All three started the next day before sunrise. It was a beautiful calm and quiet early morning; and then the sun started rising above the hills, and with it the flowers started opening and the birds started singing. The poet forgot about the condition. He said, “How beautiful!” Just two words, and then he remembered. He didn’t say anything more.
Back home, Lao Tzu called the neighbor and said, “Your friend is too talkative; I cannot afford to have him again. And he is stupid too. I was there, listening to the songs of the birds, seeing the sun rising, listening to the wind passing through the trees, hearing the sound of running water. No mediator is needed. What can he add by saying, ‘How beautiful!’? He simply disturbed.”
Existence and you are enough. There is no need for any agent between you and existence to interpret, to say, “How beautiful!”, to take messages from you to existence and bring messages from existence to you. That’s what the priests have been doing down the ages; they have kept you away from reality. They have been standing between you and reality.
A truly religious person does not need anybody between himself and the sunrise, between himself and the stars in the sky, between himself and the fragrance of the flower. It is all divine, you just have to be open to it.
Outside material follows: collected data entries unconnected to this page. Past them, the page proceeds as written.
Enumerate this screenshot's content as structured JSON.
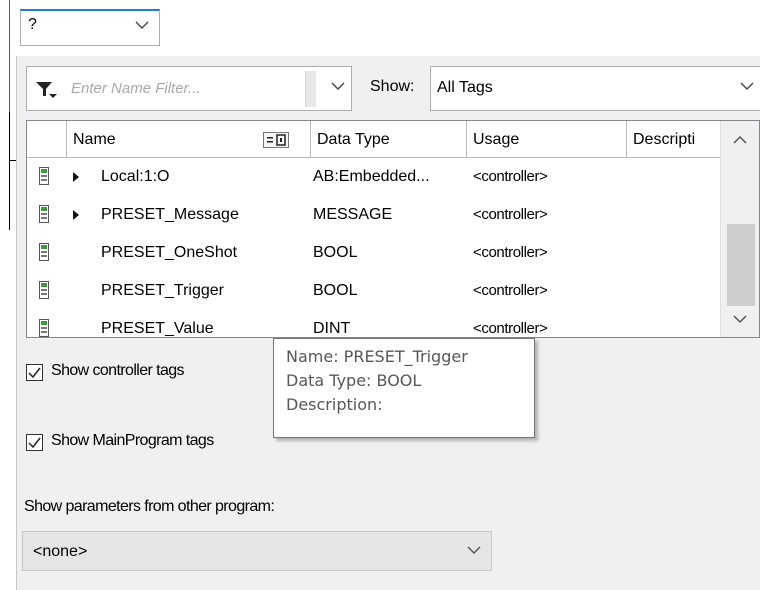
{
  "top_selector": {
    "value": "?"
  },
  "filter": {
    "placeholder": "Enter Name Filter..."
  },
  "show": {
    "label": "Show:",
    "value": "All Tags"
  },
  "table": {
    "columns": [
      "Name",
      "Data Type",
      "Usage",
      "Descripti"
    ],
    "rows": [
      {
        "name": "Local:1:O",
        "type": "AB:Embedded...",
        "usage": "<controller>",
        "expandable": true
      },
      {
        "name": "PRESET_Message",
        "type": "MESSAGE",
        "usage": "<controller>",
        "expandable": true
      },
      {
        "name": "PRESET_OneShot",
        "type": "BOOL",
        "usage": "<controller>",
        "expandable": false
      },
      {
        "name": "PRESET_Trigger",
        "type": "BOOL",
        "usage": "<controller>",
        "expandable": false
      },
      {
        "name": "PRESET_Value",
        "type": "DINT",
        "usage": "<controller>",
        "expandable": false
      }
    ]
  },
  "tooltip": {
    "line1": "Name: PRESET_Trigger",
    "line2": "Data Type: BOOL",
    "line3": "Description:"
  },
  "options": {
    "show_controller_tags": {
      "label": "Show controller tags",
      "checked": true
    },
    "show_mainprogram_tags": {
      "label": "Show MainProgram tags",
      "checked": true
    }
  },
  "params": {
    "label": "Show parameters from other program:",
    "value": "<none>"
  },
  "colors": {
    "accent_border": "#1e7bd7",
    "marker": "#e02020",
    "tag_icon": "#3a9b3a"
  },
  "icons": [
    "filter-icon",
    "chevron-down-icon",
    "expander-triangle-icon",
    "tag-icon",
    "column-chooser-icon",
    "scroll-up-icon",
    "scroll-down-icon",
    "checkmark-icon"
  ]
}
When the priesthood is dissolved, organized religions finished, then humanity will be one. Otherwise, they have created so many barriers between man and man. Every evening since I came here I have gone for a walk. The first day one man said, “Osho, this is not pranam that I am doing to you; this is salaam.” Pranam is Hindu, salaam is Mohammedan.
I said to him, “To me, both mean the same.”
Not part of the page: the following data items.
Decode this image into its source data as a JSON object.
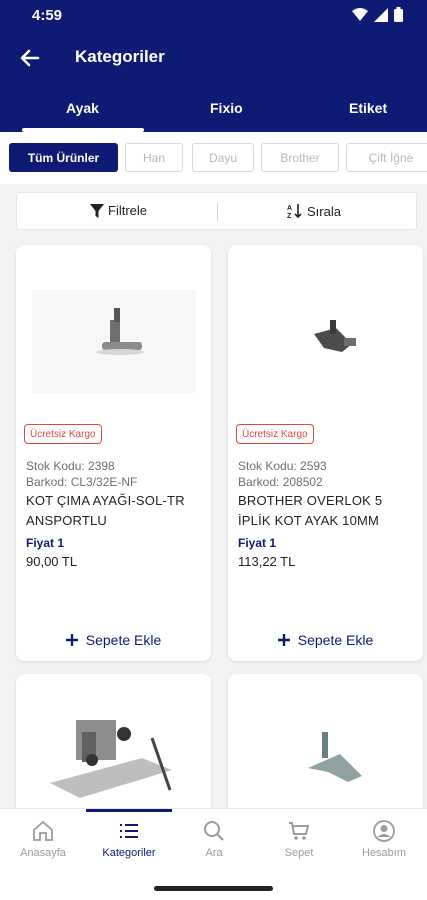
{
  "status": {
    "time": "4:59"
  },
  "header": {
    "title": "Kategoriler"
  },
  "tabs": [
    {
      "label": "Ayak"
    },
    {
      "label": "Fixio"
    },
    {
      "label": "Etiket"
    }
  ],
  "chips": [
    {
      "label": "Tüm Ürünler"
    },
    {
      "label": "Han"
    },
    {
      "label": "Dayu"
    },
    {
      "label": "Brother"
    },
    {
      "label": "Çift İğne"
    }
  ],
  "filterbar": {
    "filter_label": "Filtrele",
    "sort_label": "Sırala"
  },
  "products": [
    {
      "badge": "Ücretsiz Kargo",
      "stock": "Stok Kodu: 2398",
      "barcode": "Barkod: CL3/32E-NF",
      "name": "KOT ÇIMA AYAĞI-SOL-TR ANSPORTLU",
      "price_label": "Fiyat 1",
      "price": "90,00 TL",
      "add_label": "Sepete Ekle"
    },
    {
      "badge": "Ücretsiz Kargo",
      "stock": "Stok Kodu: 2593",
      "barcode": "Barkod: 208502",
      "name": "BROTHER OVERLOK 5 İPLİK KOT AYAK 10MM",
      "price_label": "Fiyat 1",
      "price": "113,22 TL",
      "add_label": "Sepete Ekle"
    }
  ],
  "bottom_nav": [
    {
      "label": "Anasayfa",
      "icon": "home-icon"
    },
    {
      "label": "Kategoriler",
      "icon": "list-icon"
    },
    {
      "label": "Ara",
      "icon": "search-icon"
    },
    {
      "label": "Sepet",
      "icon": "cart-icon"
    },
    {
      "label": "Hesabım",
      "icon": "account-icon"
    }
  ],
  "colors": {
    "primary": "#0f1a74",
    "badge": "#e0493a"
  }
}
The second day he said, “I have come again.”
I said, “That’s good, but don’t say what you said on the first day.”
Why create barriers? It is the same experience. A loving welcome… whether you call it pranam or whether you call it salaam, does it make any difference? But in his mind there must be great difference, that he wanted to indicate to me that he is a Mohammedan. Just to be human is enough. To be Mohammedan, to be Hindu, to be Christian is to be below your humanity, is to fall from your height, is to lose your dignity.
Yes, I am the beginning of something new. You can call it religiousness, but don’t call it religion.